Découvre comment cette caméra imposante et robuste a changé notre vision du monde. Cette caméra emblématique a beaucoup influencé les pratiques des cinéastes professionnels. C’est la caméra la moins portable des six, mais elle te permettra de comprendre, à titre de comparaison, le développement des autres caméras portables. Dans quel contexte a-t-elle été inventée ? Comment fonctionne-t-elle ? Qui opérait cette caméra à l’époque ? Tu auras la chance de trouver réponse à toutes ces questions et de visionner quelques films canadiens tournés avec la Bell & Howell.

Tu peux te reporter à la section « ressources additionnelles » si tu souhaites consulter un glossaire des termes techniques.

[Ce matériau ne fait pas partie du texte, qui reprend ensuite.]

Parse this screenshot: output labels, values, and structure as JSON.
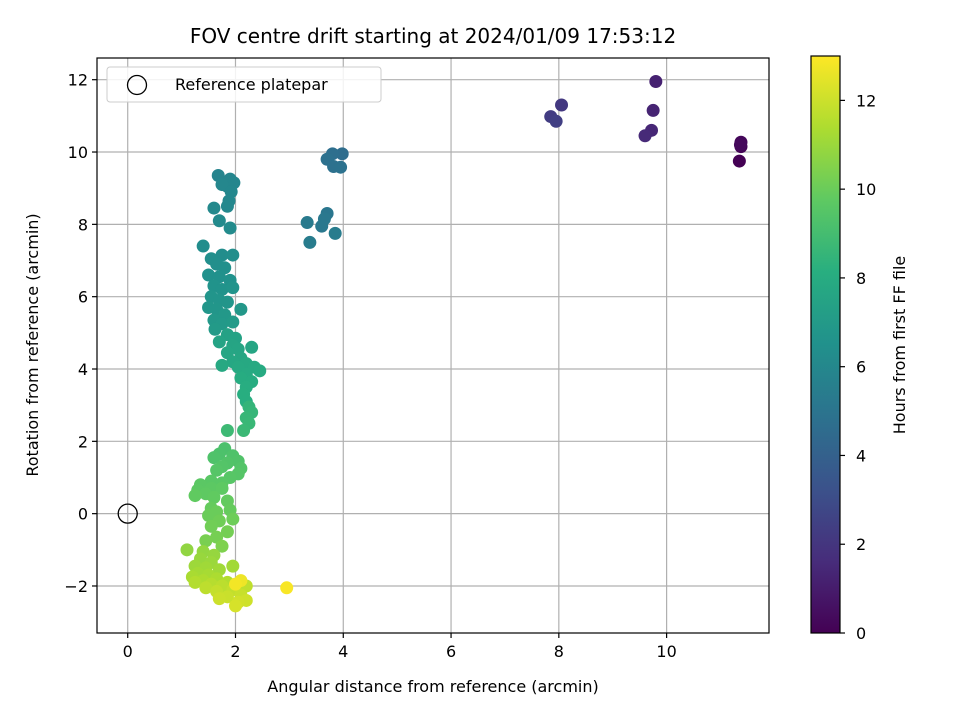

Le début du cinéma institutionnel

Au début des années 1900, les cinéastes recherchaient des caméras avec plus de précision pour tourner leurs films. Place à la Bell & Howell !

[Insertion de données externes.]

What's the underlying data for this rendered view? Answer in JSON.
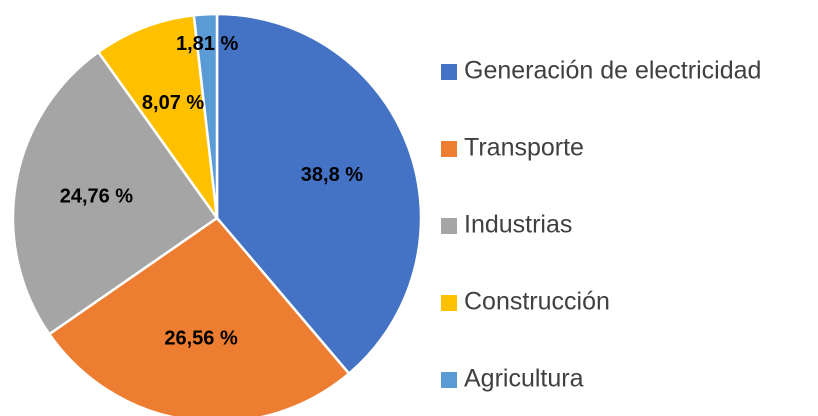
{
  "chart_data": {
    "type": "pie",
    "categories": [
      "Generación de electricidad",
      "Transporte",
      "Industrias",
      "Construcción",
      "Agricultura"
    ],
    "values": [
      38.8,
      26.56,
      24.76,
      8.07,
      1.81
    ],
    "value_labels": [
      "38,8 %",
      "26,56 %",
      "24,76 %",
      "8,07 %",
      "1,81 %"
    ],
    "colors": [
      "#4472c4",
      "#ed7d31",
      "#a5a5a5",
      "#ffc000",
      "#5b9bd5"
    ],
    "legend": "right"
  }
}
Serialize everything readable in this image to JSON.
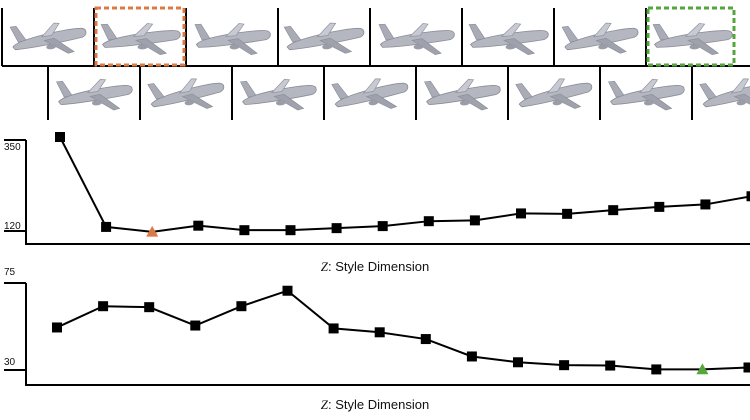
{
  "colors": {
    "line": "#000000",
    "orange": "#dc7a46",
    "green": "#55a63c",
    "plane": "#b4b6c0"
  },
  "thumbnails": {
    "row1_count": 8,
    "row2_count": 8,
    "highlight_orange_index": 1,
    "highlight_green_index": 7
  },
  "xlabel": {
    "var": "Z",
    "text": ": Style Dimension"
  },
  "chart_data": [
    {
      "type": "line",
      "name": "top",
      "x": [
        1,
        2,
        3,
        4,
        5,
        6,
        7,
        8,
        9,
        10,
        11,
        12,
        13,
        14,
        15,
        16
      ],
      "values": [
        350,
        130,
        118,
        133,
        122,
        122,
        127,
        132,
        144,
        146,
        163,
        162,
        171,
        179,
        185,
        205
      ],
      "highlight_index": 2,
      "highlight_color": "orange",
      "ytick_labels": [
        "350",
        "120"
      ],
      "yticks": [
        350,
        120
      ],
      "ylim": [
        120,
        350
      ],
      "grid": false
    },
    {
      "type": "line",
      "name": "bottom",
      "x": [
        1,
        2,
        3,
        4,
        5,
        6,
        7,
        8,
        9,
        10,
        11,
        12,
        13,
        14,
        15,
        16
      ],
      "values": [
        52,
        63,
        62.5,
        53,
        63,
        71,
        51.5,
        49.5,
        46,
        37,
        34,
        32.5,
        32.3,
        30.3,
        30.3,
        31.3
      ],
      "highlight_index": 14,
      "highlight_color": "green",
      "ytick_labels": [
        "75",
        "30"
      ],
      "yticks": [
        75,
        30
      ],
      "ylim": [
        30,
        75
      ],
      "grid": false
    }
  ]
}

Reconnue pour sa grande qualité et sa précision, la Bell & Howell était considérée à sa sortie comme étant à la pointe des caméras professionnelles : elle produit de belles images, stables et nettes, mais elle est très lourde et peu portable.

Métallique, imposante et robuste la Bell & Howell utilise de la pellicule 35 mm et permet de visualiser le plan avant une prise pour cadrer et faire la mise au point grâce à un système ingénieux détaillé plus bas. Les opérateurs et leurs assistants professionnels doivent fixer cette lourde caméra sur un trépied. Ils peuvent ainsi capter des images d’une très grande stabilité.

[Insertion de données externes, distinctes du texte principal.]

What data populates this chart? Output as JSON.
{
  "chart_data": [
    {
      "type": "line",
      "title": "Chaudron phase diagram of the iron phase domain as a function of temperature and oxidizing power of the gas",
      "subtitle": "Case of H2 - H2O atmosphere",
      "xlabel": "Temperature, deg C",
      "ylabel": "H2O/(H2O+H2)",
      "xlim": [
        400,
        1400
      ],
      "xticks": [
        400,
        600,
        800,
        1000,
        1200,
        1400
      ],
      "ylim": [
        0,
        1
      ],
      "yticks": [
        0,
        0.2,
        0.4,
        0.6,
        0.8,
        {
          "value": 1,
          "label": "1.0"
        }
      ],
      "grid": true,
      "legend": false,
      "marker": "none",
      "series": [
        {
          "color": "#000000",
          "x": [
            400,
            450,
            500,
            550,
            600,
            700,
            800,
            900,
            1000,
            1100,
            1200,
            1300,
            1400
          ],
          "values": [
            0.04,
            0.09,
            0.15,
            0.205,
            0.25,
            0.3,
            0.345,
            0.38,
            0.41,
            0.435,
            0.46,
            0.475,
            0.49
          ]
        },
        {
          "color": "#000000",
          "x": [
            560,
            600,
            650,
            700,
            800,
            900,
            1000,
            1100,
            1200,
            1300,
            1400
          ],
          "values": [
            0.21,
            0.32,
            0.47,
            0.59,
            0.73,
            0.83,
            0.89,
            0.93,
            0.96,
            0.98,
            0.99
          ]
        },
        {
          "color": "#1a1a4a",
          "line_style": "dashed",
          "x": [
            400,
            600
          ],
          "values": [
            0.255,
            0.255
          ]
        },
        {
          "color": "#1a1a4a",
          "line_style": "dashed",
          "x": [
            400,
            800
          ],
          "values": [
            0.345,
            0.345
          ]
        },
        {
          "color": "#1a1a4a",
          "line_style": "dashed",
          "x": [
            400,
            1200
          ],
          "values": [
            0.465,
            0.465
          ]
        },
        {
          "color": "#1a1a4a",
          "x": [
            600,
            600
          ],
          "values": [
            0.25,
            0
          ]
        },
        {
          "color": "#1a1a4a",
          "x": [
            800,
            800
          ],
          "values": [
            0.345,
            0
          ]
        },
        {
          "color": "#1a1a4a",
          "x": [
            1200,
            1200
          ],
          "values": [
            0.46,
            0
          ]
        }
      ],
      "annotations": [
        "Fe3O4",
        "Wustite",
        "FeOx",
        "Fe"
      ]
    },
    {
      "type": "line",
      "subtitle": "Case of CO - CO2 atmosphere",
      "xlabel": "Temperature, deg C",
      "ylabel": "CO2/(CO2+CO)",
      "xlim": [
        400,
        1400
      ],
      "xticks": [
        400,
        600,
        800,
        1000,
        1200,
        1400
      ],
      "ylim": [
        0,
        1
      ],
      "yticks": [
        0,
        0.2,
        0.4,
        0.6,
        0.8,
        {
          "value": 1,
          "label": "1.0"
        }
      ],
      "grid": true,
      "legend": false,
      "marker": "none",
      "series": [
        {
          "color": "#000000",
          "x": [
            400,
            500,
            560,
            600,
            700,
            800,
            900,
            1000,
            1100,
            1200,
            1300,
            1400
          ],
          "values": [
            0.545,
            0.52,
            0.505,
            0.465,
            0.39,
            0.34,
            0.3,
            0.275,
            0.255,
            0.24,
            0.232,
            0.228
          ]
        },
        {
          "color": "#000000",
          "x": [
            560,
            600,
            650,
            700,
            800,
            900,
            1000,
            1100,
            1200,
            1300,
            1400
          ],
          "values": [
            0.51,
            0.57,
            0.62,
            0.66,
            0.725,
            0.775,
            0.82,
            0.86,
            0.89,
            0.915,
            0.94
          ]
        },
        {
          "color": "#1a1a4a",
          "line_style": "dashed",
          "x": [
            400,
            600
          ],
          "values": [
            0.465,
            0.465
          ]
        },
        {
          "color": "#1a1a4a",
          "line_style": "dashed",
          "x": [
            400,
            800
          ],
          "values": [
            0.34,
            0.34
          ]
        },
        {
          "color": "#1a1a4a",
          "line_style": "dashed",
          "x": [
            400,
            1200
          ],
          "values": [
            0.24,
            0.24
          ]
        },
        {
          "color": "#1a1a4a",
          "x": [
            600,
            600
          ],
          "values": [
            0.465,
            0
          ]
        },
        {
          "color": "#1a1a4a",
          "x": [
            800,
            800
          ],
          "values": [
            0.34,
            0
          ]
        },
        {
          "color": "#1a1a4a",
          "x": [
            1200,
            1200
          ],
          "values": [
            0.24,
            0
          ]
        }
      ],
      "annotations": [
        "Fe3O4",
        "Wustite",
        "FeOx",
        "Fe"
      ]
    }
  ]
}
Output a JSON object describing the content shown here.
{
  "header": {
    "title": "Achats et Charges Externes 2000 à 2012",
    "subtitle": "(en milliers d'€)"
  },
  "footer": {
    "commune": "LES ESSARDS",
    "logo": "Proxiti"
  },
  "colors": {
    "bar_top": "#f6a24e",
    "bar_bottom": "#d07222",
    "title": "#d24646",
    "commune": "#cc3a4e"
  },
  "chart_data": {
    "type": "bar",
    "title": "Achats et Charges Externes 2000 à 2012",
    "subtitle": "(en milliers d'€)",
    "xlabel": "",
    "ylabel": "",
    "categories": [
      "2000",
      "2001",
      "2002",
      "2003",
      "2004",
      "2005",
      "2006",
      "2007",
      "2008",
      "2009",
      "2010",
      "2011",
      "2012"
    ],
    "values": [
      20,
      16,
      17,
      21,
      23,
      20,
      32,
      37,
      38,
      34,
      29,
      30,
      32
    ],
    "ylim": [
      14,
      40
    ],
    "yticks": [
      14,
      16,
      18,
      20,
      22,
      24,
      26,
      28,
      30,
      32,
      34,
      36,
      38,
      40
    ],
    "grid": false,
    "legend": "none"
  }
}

La Bell & Howell est la caméra la plus utilisée par les studios hollywoodiens entre la fin des années 1910 et la fin des années 1920. Sa production cesse en 1958. On en retrouve plusieurs en usage dans des studios d’animation au tournant des années 2000.

La précision et la stabilité de la Bell & Howell en font une caméra de studio de choix qui a influencé les pratiques et l’esthétique du cinéma. Elle accompagne le début de la gloire des films muets des grands studios hollywoodiens qui ont établi les codes du cinéma encore en vigueur aujourd’hui.

Des exemples de films canadiens tournés avec la Bell & Howell

On retrouve également la Bell & Howell au Canada : en effet, le Canadian Government Motion Picture Bureau dispose de ces caméras pour les tournages en studio et en extérieur : « Crée en 1918, il est la première unité nationale de réalisation de films au monde. Son objectif est de réaliser des films faisant la promotion des secteurs du commerce international et de l’industrie au Canada. Il a été repris en 1941 par L’ONF […] Le Bureau détient le plus grand studio et l’installation de postproduction la plus importante au Canada1 ». Le Bureau entretient également des liens étroits avec les studios hollywoodiens, permettant à ceux-ci d’investir le développement de l’industrie cinématographique canadienne.

1 https://thecanadianencyclopedia.ca/fr/article/canadian-government-motion-picture-bureau

Carry on, Sergeant ! Visionner

Carry on, Sergeant ! réalisé par Bruce Bairnsfather en 1928.
Domaine public
Un Canadien ordinaire quitte sa femme pour s’engager dans un bataillon. En parallèle, de jeunes hommes, venant de familles fortunées, s’engagent et deviennent officiers. Évocation de la Première Guerre mondiale et de la bataille d’Ypres en Belgique.

 

Les décors du film sont recréés dans un studio comme on peut le voir sur ces deux photographies :

L’équipe du film, nombreuse, est postée derrière la Bell & Howell. Un homme à droite de la caméra tient un parapluie pour protéger l’appareil.

Photographie du tournage Carry on, Sergeant! On y voit la Bell & Howell posée sur un trépied. Le dispositif semble très stable et donc très peu mobile. Cinémathèque québécoise 1995.0700.PH.08
Domaine public

 

On voit le décor en plan d’ensemble. En haut se trouvent des éclairages fixés sur une lourde structure métallique. Toute l’équipe du film se tient derrière la caméra orientée vers un des comédiens.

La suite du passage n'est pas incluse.